Brogaard interprets the assembled evidence as consistent with the hypothesis that excessive extracellular serotonin or potent serotonergic agonism can trigger synesthesia by increasing excitability and interconnectivity of sensory regions, principally via 5‑HT2A receptor action on layer V pyramidal neurons. She positions this idea as compatible with three empirical domains: (i) the neurotransmitter flooding that follows necrotic brain injury, (ii) the established hallucinogenic action of classical psychedelics at 5‑HT2A receptors and their frequent induction of synesthesia, and (iii) unilateral serotonergic abnormalities and hyperserotonemia observed in many individuals with autism, where synesthesia appears more prevalent. The author acknowledges important caveats and uncertainties. Not all 5‑HT2A agonists produce hallucinations or synesthesia, and some serotonergic manipulations have opposite effects depending on downstream GABAergic and glutamatergic modulation. Most acquired‑synesthesia research occurs years after onset, limiting insight into immediate post‑injury neurotransmitter dynamics. There is heterogeneity across synesthesia types, so a single mechanism need not account for all cases. Genetic and imaging data are suggestive but not definitive: linkage to chromosome 2 implicates potential shared loci with autism, and DTI/fMRI studies show patterns of hyperconnectivity in some synesthetes, but causality and developmental timing remain unresolved. Brogaard sets out several testable implications. These include pharmacological predictions (5‑HT2A antagonists or SSRIs should diminish serotonergically mediated synesthesia, whereas potent serotonin agonists should enhance it), imaging strategies (performing neuroimaging close to onset of acquired synesthesia to detect transient serotonergic hyperactivity and early network changes), structural connectivity assessments in autistic synesthetes using DTI, and larger population and genetic studies to clarify links among developmental synesthesia, autism and savant phenomena. She calls for systematic empirical work rather than stronger theoretical claims, recognising that the serotonergic hypothesis is intended as a partial, testable explanation for some but not all synesthesia phenomena.

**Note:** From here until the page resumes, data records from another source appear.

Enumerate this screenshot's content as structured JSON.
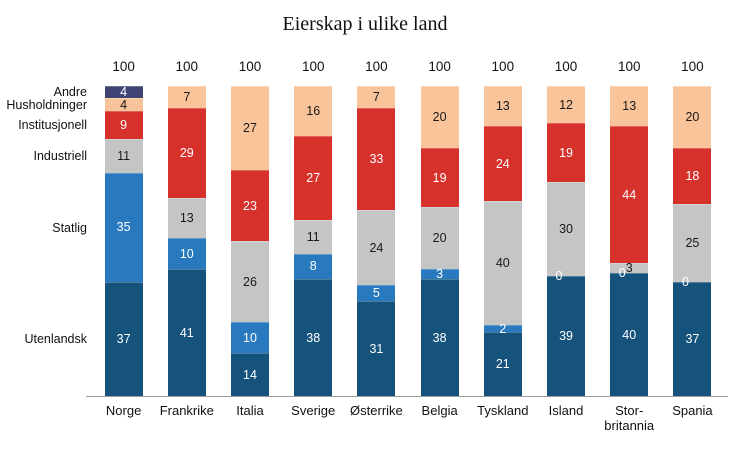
{
  "chart_data": {
    "type": "bar",
    "stacked": true,
    "title": "Eierskap i ulike land",
    "grid": false,
    "legend_position": "left-axis",
    "ylim": [
      0,
      100
    ],
    "categories": [
      "Norge",
      "Frankrike",
      "Italia",
      "Sverige",
      "Østerrike",
      "Belgia",
      "Tyskland",
      "Island",
      "Stor-\nbritannia",
      "Spania"
    ],
    "totals": [
      100,
      100,
      100,
      100,
      100,
      100,
      100,
      100,
      100,
      100
    ],
    "series": [
      {
        "name": "Utenlandsk",
        "color": "#15527C",
        "text_color": "#ffffff",
        "label_zero": false,
        "values": [
          37,
          41,
          14,
          38,
          31,
          38,
          21,
          39,
          40,
          37
        ]
      },
      {
        "name": "Statlig",
        "color": "#2879BE",
        "text_color": "#ffffff",
        "label_zero": true,
        "values": [
          35,
          10,
          10,
          8,
          5,
          3,
          2,
          0,
          0,
          0
        ]
      },
      {
        "name": "Industriell",
        "color": "#C5C5C5",
        "text_color": "#1a1a1a",
        "label_zero": false,
        "values": [
          11,
          13,
          26,
          11,
          24,
          20,
          40,
          30,
          3,
          25
        ]
      },
      {
        "name": "Institusjonell",
        "color": "#D7312C",
        "text_color": "#ffffff",
        "label_zero": false,
        "values": [
          9,
          29,
          23,
          27,
          33,
          19,
          24,
          19,
          44,
          18
        ]
      },
      {
        "name": "Husholdninger",
        "color": "#F9C499",
        "text_color": "#1a1a1a",
        "label_zero": false,
        "values": [
          4,
          7,
          27,
          16,
          7,
          20,
          13,
          12,
          13,
          20
        ]
      },
      {
        "name": "Andre",
        "color": "#3E4374",
        "text_color": "#ffffff",
        "label_zero": false,
        "values": [
          4,
          0,
          0,
          0,
          0,
          0,
          0,
          0,
          0,
          0
        ]
      }
    ]
  }
}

Brogaard concludes that a hyperserotonergic condition is a plausible causal factor for at least some cases of synesthesia. She summarises three lines of supporting evidence: (1) necrosis after brain injury produces transient excessive release of serotonin and glutamate that could trigger atypical feature binding or later disinhibitory changes; (2) classical serotonergic hallucinogens (e.g. psilocybin) reliably induce synesthesia, plausibly via excitatory action on layer V pyramidal neurons and increased glutamate release; (3) autism is frequently associated with unilateral increases in serotonin synthesis and a higher incidence of synesthesia and savant traits, suggesting a potential developmental pathway. The paper advances the hypothesis that excessive serotonin increases excitability and connectedness among sensory regions through 5‑HT2A receptors, thereby promoting synesthetic experiences in developmental, acquired and drug‑induced contexts, while noting that further targeted empirical testing is required.